Writing a paltry tack så jävla mycket feels like thin gratitude for my partner in nasal crime, Anders Olsson, a pulmonaut so dedicated to his craft that he ditched the glory of the Swedish midsommar to spend a month in dewy San Francisco with silicone up his nose, a pulse oximeter clipped to his finger, and tape on his lips. Thank you, Anders. But next time, can we just plug our ears instead?

My early attempts to leave no stone unturned in the lost art and science of breathing left me with a pile of word rubble. This is a long way of saying that this book, like most books, took a while and too often felt like Sisyphean drudgery.

Courtney Young, my virtuosic, adroit, and oft hilarious editor at Riverhead, boiled down a 270,000-word quagmire of sesquipedalian verbiage to the more digestible brick you now hold in your hands. Copilot/literary agent Danielle Svetcov at Levine Greenberg Rostan Literary Agency not only immediately returned my whiny calls—unheard-of in that line of work, trust me on this—but also worked side by side with me to sculpt, hone, and polish the verbs in her own ruthless and fabulous way. (Svetcov’s constant support is priceless, or, at minimum, worth way more than that 15 percent.) Alex Heard, once again, winced while he whittled and whetted innumerable chapter drafts, down to the “dagger quotes,” in almost legible cursive writing. (Sorry for ruining so many weekends, Alex.) Daniel Crewe at Penguin Books UK offered sage words of advice and encouragement early on and until the end.

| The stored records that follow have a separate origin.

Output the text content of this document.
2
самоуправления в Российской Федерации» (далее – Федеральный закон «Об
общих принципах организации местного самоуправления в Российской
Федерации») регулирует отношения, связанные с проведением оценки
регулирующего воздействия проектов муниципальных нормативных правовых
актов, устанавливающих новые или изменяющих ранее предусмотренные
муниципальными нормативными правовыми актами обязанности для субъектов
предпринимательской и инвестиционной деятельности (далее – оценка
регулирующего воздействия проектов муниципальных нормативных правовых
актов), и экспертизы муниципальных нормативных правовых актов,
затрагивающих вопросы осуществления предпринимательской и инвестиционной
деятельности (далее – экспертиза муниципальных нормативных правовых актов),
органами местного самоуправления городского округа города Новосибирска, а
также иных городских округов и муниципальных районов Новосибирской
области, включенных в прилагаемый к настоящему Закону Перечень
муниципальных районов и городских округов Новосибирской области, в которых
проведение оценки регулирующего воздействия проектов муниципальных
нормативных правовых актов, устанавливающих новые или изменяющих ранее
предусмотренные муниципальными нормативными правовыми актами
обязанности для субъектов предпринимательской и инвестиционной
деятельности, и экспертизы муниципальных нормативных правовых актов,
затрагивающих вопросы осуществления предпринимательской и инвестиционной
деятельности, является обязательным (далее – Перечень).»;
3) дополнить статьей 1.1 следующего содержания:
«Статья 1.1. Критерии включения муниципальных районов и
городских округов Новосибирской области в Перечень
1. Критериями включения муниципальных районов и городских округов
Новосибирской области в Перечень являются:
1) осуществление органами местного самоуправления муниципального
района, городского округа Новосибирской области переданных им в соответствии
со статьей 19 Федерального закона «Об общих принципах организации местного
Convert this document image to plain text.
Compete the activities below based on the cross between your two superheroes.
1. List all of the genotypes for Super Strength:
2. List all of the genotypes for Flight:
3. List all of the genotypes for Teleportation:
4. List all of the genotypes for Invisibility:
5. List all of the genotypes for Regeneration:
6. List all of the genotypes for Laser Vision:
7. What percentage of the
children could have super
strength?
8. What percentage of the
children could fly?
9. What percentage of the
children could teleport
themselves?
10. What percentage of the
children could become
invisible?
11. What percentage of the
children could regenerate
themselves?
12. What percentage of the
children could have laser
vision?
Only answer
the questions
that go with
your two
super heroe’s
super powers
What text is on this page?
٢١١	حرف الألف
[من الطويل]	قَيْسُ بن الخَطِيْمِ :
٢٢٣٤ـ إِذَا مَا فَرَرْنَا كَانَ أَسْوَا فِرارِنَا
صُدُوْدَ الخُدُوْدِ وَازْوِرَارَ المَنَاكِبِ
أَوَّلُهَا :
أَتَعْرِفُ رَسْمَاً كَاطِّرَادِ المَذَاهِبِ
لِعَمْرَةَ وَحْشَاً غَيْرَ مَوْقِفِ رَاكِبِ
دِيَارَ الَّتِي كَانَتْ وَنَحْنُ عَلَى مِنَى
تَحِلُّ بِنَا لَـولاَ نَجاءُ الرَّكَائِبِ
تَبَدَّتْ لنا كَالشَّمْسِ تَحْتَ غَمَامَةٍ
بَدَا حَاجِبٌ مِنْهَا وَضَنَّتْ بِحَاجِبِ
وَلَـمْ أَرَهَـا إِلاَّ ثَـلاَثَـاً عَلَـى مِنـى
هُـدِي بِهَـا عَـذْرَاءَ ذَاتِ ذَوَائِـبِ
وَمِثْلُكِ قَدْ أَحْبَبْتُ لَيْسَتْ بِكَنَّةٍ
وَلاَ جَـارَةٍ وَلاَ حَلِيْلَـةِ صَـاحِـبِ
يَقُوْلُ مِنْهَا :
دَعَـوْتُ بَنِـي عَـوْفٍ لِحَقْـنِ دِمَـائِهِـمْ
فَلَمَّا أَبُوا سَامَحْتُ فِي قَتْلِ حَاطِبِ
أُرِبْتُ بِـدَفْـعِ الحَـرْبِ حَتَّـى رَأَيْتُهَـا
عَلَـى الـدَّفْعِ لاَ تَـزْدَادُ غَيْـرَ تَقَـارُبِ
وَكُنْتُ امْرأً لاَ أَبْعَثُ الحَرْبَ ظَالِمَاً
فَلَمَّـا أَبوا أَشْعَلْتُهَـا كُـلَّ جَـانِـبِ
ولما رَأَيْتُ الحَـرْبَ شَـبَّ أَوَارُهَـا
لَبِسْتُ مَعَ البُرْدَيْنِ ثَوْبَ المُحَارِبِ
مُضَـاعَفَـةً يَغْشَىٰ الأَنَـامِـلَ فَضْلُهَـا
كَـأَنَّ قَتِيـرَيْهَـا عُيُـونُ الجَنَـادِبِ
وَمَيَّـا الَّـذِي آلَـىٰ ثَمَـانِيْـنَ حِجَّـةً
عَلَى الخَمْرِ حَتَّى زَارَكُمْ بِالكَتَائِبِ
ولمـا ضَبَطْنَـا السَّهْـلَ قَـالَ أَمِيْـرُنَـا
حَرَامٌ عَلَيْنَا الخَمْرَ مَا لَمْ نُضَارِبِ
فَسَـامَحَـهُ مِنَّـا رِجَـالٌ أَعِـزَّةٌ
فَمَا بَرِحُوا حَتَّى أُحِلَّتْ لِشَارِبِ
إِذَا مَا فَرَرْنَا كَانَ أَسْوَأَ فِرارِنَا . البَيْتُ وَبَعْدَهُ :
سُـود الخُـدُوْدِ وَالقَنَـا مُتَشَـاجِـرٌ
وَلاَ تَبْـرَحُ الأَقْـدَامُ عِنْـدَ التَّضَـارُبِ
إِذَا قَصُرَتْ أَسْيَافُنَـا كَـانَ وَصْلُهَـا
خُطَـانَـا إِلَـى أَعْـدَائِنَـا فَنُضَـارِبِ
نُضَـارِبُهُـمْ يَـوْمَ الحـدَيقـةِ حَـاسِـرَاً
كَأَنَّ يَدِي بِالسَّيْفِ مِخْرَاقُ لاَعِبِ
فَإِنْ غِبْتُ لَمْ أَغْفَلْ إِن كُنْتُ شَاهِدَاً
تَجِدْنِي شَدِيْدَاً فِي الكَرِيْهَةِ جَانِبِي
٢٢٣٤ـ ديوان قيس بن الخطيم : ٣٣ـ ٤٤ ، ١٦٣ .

I owe mafia-level favors to the readers who provided a much-needed editorial pummeling on early versions of this tome. Thank you to the crabby and scrupulous Adam Fisher; exclamatory Caroline Paul; poetic Matthew Zapruder; careful Michael Shryzpeck; adamant Richard Lowe; flexible Ron Penna; and cold-hearted Jason Dearen. Just give me a call whenever you need to move that body from the trunk.

My research assistant and fact-checker extraordinaire, Patrycja Przełucka, scoured through several hundred scientific papers with terrible titles like “The Correlation Between Erythropoiesis and Thrombopoiesis as an Index for Pre-Operative Autologous Blood Donation” and “Trained Breathing-Induced Oxygenation Acutely Reverses Cardiovascular Autonomic Dysfunction in Patients with Type 2 Diabetes and Renal Disease”—and then, then, she suffered the indignity of cross-checking this convolution, digit by digit, in the final drafts. Thank you, Patrycja, for your fastidiousness and spectacular grammar.

Lastly, firstly, to my lovely wife, Katie Storey, who breathes a constant supply of fresh, often-eucalyptus-scented air into my small office and frenzied life. Vi ĉiam spiras freŝan aeron, varma hundo.

Breath was written between the stacks of Weimar-era art books at the Mechanics’ Institute Library in San Francisco, at the American Library in Paris, and on the kitchen table of that little red-doored house beside the old Catholic cemetery in Volcano, California, population 103.